24/11/20 : Âgé de 90 ans, André Luberriaga, ancien maire d'Ascain, au Pays basque, s’est éteint lundi, une semaine après son épouse Martta. Conseiller général d’Ustaritz de 1976 à 1988, l'UDF André Luberriaga, avait dirigé la commune de 1977 à 2001.

19/11/20 : Charente-Maritime : le taux de positivité au Covid-19 était ce soir de 75 pour 100 000 habitants, et de 90 pour La Rochelle, soit moitié moins que la semaine dernière, selon l'ARS. 34 patients sont hospitalisés à La Rochelle, dont 14 en réanimation.

17/11/20 : Le festival de la BD d'Angoulême se fera en deux temps: en janvier pour la remise des fauves et en juin pour un festival en présentiel.
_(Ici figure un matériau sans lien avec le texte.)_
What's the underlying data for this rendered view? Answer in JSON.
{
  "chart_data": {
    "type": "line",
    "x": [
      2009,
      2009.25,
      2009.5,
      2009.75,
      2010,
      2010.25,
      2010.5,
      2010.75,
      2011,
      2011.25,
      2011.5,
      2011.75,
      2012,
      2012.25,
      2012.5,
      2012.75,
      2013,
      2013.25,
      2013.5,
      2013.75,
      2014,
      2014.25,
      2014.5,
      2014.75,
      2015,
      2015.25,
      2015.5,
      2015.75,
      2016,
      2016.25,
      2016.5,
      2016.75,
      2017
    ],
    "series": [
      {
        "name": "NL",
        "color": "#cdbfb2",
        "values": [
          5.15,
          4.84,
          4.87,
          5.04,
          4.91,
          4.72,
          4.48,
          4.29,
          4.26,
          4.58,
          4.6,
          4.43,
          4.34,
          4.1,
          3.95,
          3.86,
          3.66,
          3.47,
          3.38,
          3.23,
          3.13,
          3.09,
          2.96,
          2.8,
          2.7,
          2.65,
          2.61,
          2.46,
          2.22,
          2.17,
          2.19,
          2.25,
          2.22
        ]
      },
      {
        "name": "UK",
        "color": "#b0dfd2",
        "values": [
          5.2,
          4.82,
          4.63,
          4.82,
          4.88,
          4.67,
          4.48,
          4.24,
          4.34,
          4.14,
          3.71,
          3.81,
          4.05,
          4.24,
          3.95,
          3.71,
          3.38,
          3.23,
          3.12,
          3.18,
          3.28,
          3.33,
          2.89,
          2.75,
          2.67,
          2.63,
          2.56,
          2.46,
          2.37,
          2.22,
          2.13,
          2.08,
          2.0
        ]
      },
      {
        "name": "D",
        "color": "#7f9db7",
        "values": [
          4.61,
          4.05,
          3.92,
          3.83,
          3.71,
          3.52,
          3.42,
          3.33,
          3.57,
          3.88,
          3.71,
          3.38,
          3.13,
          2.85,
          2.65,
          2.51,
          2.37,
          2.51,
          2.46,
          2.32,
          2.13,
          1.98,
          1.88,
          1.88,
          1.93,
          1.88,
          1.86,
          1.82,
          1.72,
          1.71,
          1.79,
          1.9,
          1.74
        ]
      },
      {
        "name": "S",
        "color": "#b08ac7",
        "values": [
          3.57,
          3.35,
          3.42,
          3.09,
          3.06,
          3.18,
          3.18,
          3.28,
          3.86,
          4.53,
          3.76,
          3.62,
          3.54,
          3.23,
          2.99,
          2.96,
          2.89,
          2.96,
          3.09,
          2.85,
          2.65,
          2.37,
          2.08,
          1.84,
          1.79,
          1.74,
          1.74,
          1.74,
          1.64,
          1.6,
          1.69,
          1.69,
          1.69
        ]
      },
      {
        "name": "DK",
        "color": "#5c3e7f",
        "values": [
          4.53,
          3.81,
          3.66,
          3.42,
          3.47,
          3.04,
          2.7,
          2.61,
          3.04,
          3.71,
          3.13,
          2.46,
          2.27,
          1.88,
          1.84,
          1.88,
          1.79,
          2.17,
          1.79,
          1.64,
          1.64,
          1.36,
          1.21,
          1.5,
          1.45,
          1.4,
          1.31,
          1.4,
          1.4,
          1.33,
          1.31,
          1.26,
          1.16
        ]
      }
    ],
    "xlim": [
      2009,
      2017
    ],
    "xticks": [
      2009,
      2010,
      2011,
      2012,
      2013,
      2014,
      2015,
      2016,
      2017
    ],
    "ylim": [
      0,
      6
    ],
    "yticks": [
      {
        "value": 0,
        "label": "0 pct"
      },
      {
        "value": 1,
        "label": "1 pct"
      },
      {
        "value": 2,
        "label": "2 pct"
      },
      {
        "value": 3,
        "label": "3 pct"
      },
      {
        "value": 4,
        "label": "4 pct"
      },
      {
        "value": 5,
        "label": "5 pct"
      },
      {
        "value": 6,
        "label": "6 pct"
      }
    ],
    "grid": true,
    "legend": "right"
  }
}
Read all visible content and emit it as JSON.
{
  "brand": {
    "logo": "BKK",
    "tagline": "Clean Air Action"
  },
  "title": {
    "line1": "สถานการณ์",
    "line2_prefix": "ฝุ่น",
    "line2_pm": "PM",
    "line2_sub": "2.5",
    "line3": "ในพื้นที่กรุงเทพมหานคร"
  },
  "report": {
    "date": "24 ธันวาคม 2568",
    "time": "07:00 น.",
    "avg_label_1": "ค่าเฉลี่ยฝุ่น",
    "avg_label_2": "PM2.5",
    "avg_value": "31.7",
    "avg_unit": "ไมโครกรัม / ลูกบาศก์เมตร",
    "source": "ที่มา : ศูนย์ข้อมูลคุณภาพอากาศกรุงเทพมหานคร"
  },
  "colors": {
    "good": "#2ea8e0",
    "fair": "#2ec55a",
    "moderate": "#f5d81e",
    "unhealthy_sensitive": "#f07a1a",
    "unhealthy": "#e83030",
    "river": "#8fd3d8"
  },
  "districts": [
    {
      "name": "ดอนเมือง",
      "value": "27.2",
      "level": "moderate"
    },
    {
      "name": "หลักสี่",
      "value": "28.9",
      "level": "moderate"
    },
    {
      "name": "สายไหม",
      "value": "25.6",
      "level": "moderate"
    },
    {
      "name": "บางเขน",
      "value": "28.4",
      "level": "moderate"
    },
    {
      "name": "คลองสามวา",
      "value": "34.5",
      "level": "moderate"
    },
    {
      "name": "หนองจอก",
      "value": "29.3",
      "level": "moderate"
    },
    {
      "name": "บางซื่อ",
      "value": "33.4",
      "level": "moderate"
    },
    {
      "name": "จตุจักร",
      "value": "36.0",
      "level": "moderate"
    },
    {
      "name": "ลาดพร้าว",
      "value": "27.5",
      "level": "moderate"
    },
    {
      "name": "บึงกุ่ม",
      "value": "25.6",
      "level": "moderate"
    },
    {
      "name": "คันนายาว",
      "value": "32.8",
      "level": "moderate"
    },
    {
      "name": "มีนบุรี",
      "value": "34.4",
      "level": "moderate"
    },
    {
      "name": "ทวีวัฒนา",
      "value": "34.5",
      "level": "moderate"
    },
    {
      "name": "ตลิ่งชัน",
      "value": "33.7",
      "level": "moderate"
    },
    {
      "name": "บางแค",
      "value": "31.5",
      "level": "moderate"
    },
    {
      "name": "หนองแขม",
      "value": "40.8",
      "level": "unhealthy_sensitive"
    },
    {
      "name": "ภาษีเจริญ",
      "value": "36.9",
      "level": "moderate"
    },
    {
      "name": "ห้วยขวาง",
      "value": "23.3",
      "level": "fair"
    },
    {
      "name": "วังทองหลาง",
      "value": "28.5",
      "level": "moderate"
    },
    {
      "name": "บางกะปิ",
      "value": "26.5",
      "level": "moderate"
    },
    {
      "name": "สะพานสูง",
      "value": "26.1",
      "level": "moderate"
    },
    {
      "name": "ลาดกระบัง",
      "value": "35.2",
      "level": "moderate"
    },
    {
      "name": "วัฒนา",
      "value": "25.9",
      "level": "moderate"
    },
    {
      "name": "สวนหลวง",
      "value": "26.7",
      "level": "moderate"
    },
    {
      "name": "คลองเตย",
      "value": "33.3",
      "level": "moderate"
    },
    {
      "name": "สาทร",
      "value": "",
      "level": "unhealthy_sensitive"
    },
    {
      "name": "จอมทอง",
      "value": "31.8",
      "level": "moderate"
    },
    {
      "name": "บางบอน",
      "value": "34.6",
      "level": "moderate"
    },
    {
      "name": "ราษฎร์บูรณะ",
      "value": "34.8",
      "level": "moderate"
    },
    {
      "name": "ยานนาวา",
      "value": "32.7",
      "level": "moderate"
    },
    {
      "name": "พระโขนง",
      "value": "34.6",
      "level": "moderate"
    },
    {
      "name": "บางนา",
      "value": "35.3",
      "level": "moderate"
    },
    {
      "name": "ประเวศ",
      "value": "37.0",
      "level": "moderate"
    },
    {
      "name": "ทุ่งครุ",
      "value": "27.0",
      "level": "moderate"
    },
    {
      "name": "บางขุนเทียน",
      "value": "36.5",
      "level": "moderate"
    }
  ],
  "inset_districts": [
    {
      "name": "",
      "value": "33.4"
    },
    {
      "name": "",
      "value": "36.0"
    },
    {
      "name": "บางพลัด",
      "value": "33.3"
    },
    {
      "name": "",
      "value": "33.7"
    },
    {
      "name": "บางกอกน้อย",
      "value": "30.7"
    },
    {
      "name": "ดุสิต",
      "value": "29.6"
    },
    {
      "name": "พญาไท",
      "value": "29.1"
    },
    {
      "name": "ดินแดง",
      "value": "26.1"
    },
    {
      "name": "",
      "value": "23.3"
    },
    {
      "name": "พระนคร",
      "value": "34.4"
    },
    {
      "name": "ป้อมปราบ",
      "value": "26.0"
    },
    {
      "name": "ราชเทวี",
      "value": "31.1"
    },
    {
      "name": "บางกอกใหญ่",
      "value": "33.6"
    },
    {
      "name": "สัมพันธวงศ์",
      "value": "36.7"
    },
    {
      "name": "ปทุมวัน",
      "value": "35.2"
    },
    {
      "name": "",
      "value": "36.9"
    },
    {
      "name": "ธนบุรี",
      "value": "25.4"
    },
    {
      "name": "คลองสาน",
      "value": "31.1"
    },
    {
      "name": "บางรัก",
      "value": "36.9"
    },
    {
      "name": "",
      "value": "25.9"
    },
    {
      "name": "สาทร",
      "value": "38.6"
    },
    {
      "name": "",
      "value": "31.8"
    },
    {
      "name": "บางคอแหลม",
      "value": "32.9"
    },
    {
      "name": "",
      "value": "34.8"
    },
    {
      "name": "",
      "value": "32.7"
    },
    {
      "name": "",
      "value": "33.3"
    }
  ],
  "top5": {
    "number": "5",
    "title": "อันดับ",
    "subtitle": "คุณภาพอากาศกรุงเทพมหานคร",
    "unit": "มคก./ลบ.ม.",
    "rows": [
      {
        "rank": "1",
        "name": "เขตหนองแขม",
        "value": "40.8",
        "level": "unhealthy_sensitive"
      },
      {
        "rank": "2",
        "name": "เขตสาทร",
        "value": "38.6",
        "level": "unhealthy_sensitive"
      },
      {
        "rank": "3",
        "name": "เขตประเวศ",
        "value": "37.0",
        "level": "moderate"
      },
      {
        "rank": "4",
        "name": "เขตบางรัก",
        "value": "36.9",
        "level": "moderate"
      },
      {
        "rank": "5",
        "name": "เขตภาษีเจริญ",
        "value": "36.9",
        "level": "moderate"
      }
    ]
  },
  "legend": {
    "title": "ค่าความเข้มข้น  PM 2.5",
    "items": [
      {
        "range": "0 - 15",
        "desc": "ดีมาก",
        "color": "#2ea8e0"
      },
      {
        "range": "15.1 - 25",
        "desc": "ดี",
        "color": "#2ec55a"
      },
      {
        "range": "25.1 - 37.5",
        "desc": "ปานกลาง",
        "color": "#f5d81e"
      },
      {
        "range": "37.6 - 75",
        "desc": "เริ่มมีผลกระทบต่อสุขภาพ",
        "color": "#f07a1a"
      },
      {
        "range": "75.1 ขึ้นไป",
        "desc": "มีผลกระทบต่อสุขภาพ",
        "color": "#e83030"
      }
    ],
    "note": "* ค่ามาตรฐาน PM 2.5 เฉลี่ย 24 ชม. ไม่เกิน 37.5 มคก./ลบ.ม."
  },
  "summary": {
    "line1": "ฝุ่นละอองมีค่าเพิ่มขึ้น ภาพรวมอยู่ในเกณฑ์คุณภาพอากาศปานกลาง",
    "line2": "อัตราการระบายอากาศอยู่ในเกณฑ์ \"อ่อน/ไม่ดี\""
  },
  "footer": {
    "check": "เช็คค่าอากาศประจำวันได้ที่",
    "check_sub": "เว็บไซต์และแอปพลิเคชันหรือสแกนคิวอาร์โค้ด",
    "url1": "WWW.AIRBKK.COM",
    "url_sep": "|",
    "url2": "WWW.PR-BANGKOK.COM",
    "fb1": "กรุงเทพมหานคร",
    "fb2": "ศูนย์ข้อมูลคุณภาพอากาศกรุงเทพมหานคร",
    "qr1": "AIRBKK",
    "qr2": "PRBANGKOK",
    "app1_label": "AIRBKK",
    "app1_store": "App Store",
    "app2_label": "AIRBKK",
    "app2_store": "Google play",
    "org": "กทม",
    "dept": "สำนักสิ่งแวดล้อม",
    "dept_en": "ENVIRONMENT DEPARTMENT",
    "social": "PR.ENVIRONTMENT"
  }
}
Une exposition sera dédié à l'art d'Emmanuel Guibert au musée des beaux arts d'Angoulême, inauguré le 20/11/2021.

15/11/20 : Le Centre communal d’action sociale CCAS de La Rochelle lance un appel à la solidarité et au bénévolat pour épauler les acteurs de l’aide alimentaire. Contact : Frédérique Duchesne àfrederique.duchesne@ccas-larochelle.fr ou au 05 46 35 21 16.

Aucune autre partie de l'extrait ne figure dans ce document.